Events got kicked into overdrive in 1950s Los Angeles when Huxley become acquainted with two British scientists, Humphrey Osmond and John Smythies, who had discovered that the chemical makeup of mescaline closely resembled that of adrenalin, a natural regulatory chemical of the human brain; they became obsessed with researching how this powerful drug might form the basis for a biochemical treatment of mental illness, specifically schizophrenia.
Adding a couple of drops of mescaline to Huxley's open-minded Los Angeles group made things get interesting in a big hurry. Suddenly the possibility that madness, the origin of artistic genius, and the nature of our individual mind and collective soul could be intertwined led to the seeds of psychedelic blossoming that would convulse the world in the following decade.
There was a fascinating near miss when Huxley ventured back to Europe with his wife Maria soon after The Doors of Perception was published, and a planned meeting with Carl Jung fell through when Maria became ill; the Huxleys had to cut their trip short and return stateside. They were both in their intellectual prime; who knows what additional breakthroughs these two geniuses could have sparked at such a meeting.
The origin of this book's title is a picture of Aldous Huxley's hands taken by the author's father in the early 50s during this time of intellectual fermentation that the author found digging in the family attic, sending Symons on this journey into the past. While there are some interesting components to this part of the tale, unfortunately Symons attempts to weave this portion of her family history into an otherwise redoubtable biography, the result being, excuse the analogy, like grafting on a third arm. Attempting to be the biographer of a parent is fraught with peril, as the close proximity rarely allows the perspective necessary for a full portrait.

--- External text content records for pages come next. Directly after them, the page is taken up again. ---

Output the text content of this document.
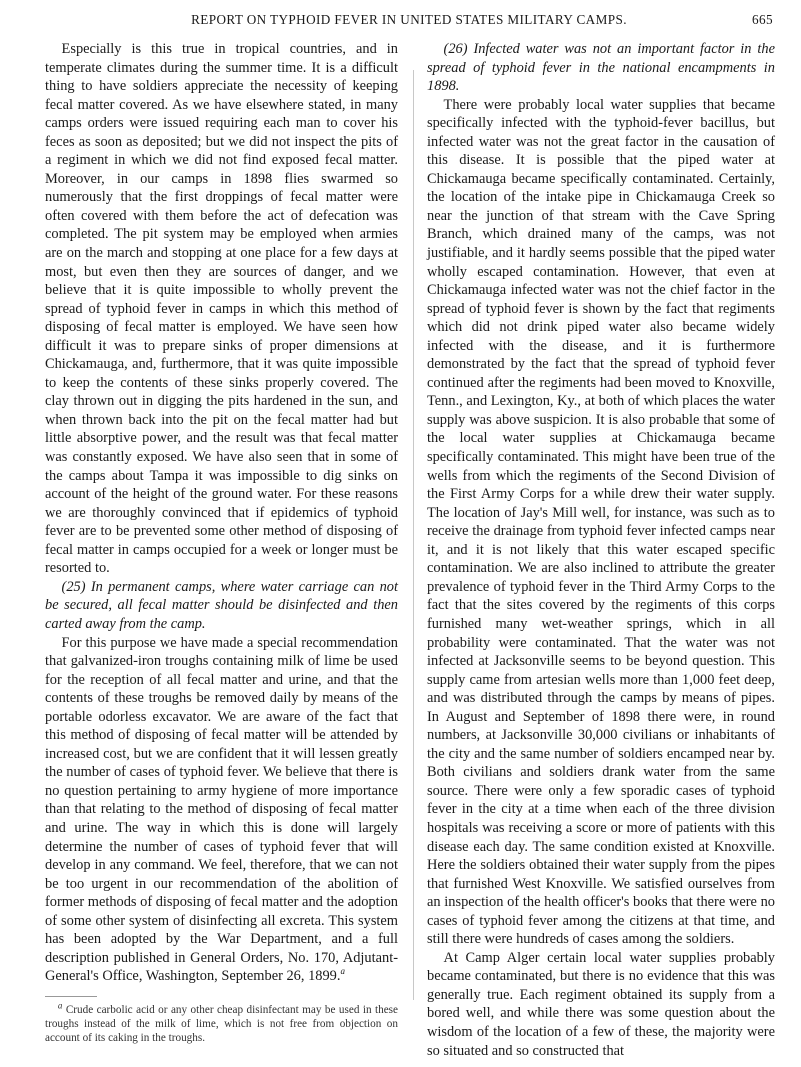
REPORT ON TYPHOID FEVER IN UNITED STATES MILITARY CAMPS.	665

Especially is this true in tropical countries, and in temperate climates during the summer time. It is a difficult thing to have soldiers appreciate the necessity of keeping fecal matter covered. As we have elsewhere stated, in many camps orders were issued requiring each man to cover his feces as soon as deposited; but we did not inspect the pits of a regiment in which we did not find exposed fecal matter. Moreover, in our camps in 1898 flies swarmed so numerously that the first droppings of fecal matter were often covered with them before the act of defecation was completed. The pit system may be employed when armies are on the march and stopping at one place for a few days at most, but even then they are sources of danger, and we believe that it is quite impossible to wholly prevent the spread of typhoid fever in camps in which this method of disposing of fecal matter is employed. We have seen how difficult it was to prepare sinks of proper dimensions at Chickamauga, and, furthermore, that it was quite impossible to keep the contents of these sinks properly covered. The clay thrown out in digging the pits hardened in the sun, and when thrown back into the pit on the fecal matter had but little absorptive power, and the result was that fecal matter was constantly exposed. We have also seen that in some of the camps about Tampa it was impossible to dig sinks on account of the height of the ground water. For these reasons we are thoroughly convinced that if epidemics of typhoid fever are to be prevented some other method of disposing of fecal matter in camps occupied for a week or longer must be resorted to.

(25) In permanent camps, where water carriage can not be secured, all fecal matter should be disinfected and then carted away from the camp.

For this purpose we have made a special recommendation that galvanized-iron troughs containing milk of lime be used for the reception of all fecal matter and urine, and that the contents of these troughs be removed daily by means of the portable odorless excavator. We are aware of the fact that this method of disposing of fecal matter will be attended by increased cost, but we are confident that it will lessen greatly the number of cases of typhoid fever. We believe that there is no question pertaining to army hygiene of more importance than that relating to the method of disposing of fecal matter and urine. The way in which this is done will largely determine the number of cases of typhoid fever that will develop in any command. We feel, therefore, that we can not be too urgent in our recommendation of the abolition of former methods of disposing of fecal matter and the adoption of some other system of disinfecting all excreta. This system has been adopted by the War Department, and a full description published in General Orders, No. 170, Adjutant-General's Office, Washington, September 26, 1899.$^a$

$^a$ Crude carbolic acid or any other cheap disinfectant may be used in these troughs instead of the milk of lime, which is not free from objection on account of its caking in the troughs.

(26) Infected water was not an important factor in the spread of typhoid fever in the national encampments in 1898.

There were probably local water supplies that became specifically infected with the typhoid-fever bacillus, but infected water was not the great factor in the causation of this disease. It is possible that the piped water at Chickamauga became specifically contaminated. Certainly, the location of the intake pipe in Chickamauga Creek so near the junction of that stream with the Cave Spring Branch, which drained many of the camps, was not justifiable, and it hardly seems possible that the piped water wholly escaped contamination. However, that even at Chickamauga infected water was not the chief factor in the spread of typhoid fever is shown by the fact that regiments which did not drink piped water also became widely infected with the disease, and it is furthermore demonstrated by the fact that the spread of typhoid fever continued after the regiments had been moved to Knoxville, Tenn., and Lexington, Ky., at both of which places the water supply was above suspicion. It is also probable that some of the local water supplies at Chickamauga became specifically contaminated. This might have been true of the wells from which the regiments of the Second Division of the First Army Corps for a while drew their water supply. The location of Jay's Mill well, for instance, was such as to receive the drainage from typhoid fever infected camps near it, and it is not likely that this water escaped specific contamination. We are also inclined to attribute the greater prevalence of typhoid fever in the Third Army Corps to the fact that the sites covered by the regiments of this corps furnished many wet-weather springs, which in all probability were contaminated. That the water was not infected at Jacksonville seems to be beyond question. This supply came from artesian wells more than 1,000 feet deep, and was distributed through the camps by means of pipes. In August and September of 1898 there were, in round numbers, at Jacksonville 30,000 civilians or inhabitants of the city and the same number of soldiers encamped near by. Both civilians and soldiers drank water from the same source. There were only a few sporadic cases of typhoid fever in the city at a time when each of the three division hospitals was receiving a score or more of patients with this disease each day. The same condition existed at Knoxville. Here the soldiers obtained their water supply from the pipes that furnished West Knoxville. We satisfied ourselves from an inspection of the health officer's books that there were no cases of typhoid fever among the citizens at that time, and still there were hundreds of cases among the soldiers.

At Camp Alger certain local water supplies probably became contaminated, but there is no evidence that this was generally true. Each regiment obtained its supply from a bored well, and while there was some question about the wisdom of the location of a few of these, the majority were so situated and so constructed that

Indeed, the character of her father is utterly puzzling, an aviation engineer obsessed with taking photographs of hands, believing that there is some link between their shape and appearance and the biology of the human mind. Although his attempts to accumulate enough photographs for a somewhat scientific study of this nearly phrenological hypothesis make his quest seem less unrealistic, nevertheless this obsession coupled with his side work as a remote healer make him a most opaque individual.
There is, possibly, an interesting biography here, but this tale is added in seemingly random dashes throughout the main story. There's not enough depth for this character sketch, and he comes across as wooden and ultimately incomprehensible. If he were vital to the broader tale, this would be more understandable. His ultimately peripheral involvement yields, at times, a somewhat bumpy and contrived narrative.
Symons also does not do enough to separate the legitimate and once-again budding research into psychedelics from the other peripheral experimentations of the first half of the 20th century, such as remote healing, ESP, etc.
Psychedelics are potentially one of the most powerful medicines available; apparently they allow normally segregated portions of our brains free communication with one another. While in day-to-day life this segregation allows us to make our way through our routine without daylong soul-searching quests about what to eat for breakfast, for example; engaging in this mind-opening activity on occasion in the safety of a prescribed setting can allow insights into our own behavior. The tiny amount of research currently allowed is already showing psychedelics’ potential in breaking addictions such as nicotine and alcohol, treating obsessive-compulsive disorder, and overcoming the devastation of post-traumatic stress disorder, to name a few.
Despite these minor faults, Symons has produced a great read in this biography, raising awareness of the potential of psychedelics for a new generation. This is a vital conversation about a potent tool that can help us individually and collectively deal with some of the more intractable troubles currently facing humanity. Kudos to her for her hard work in piecing together this narrative.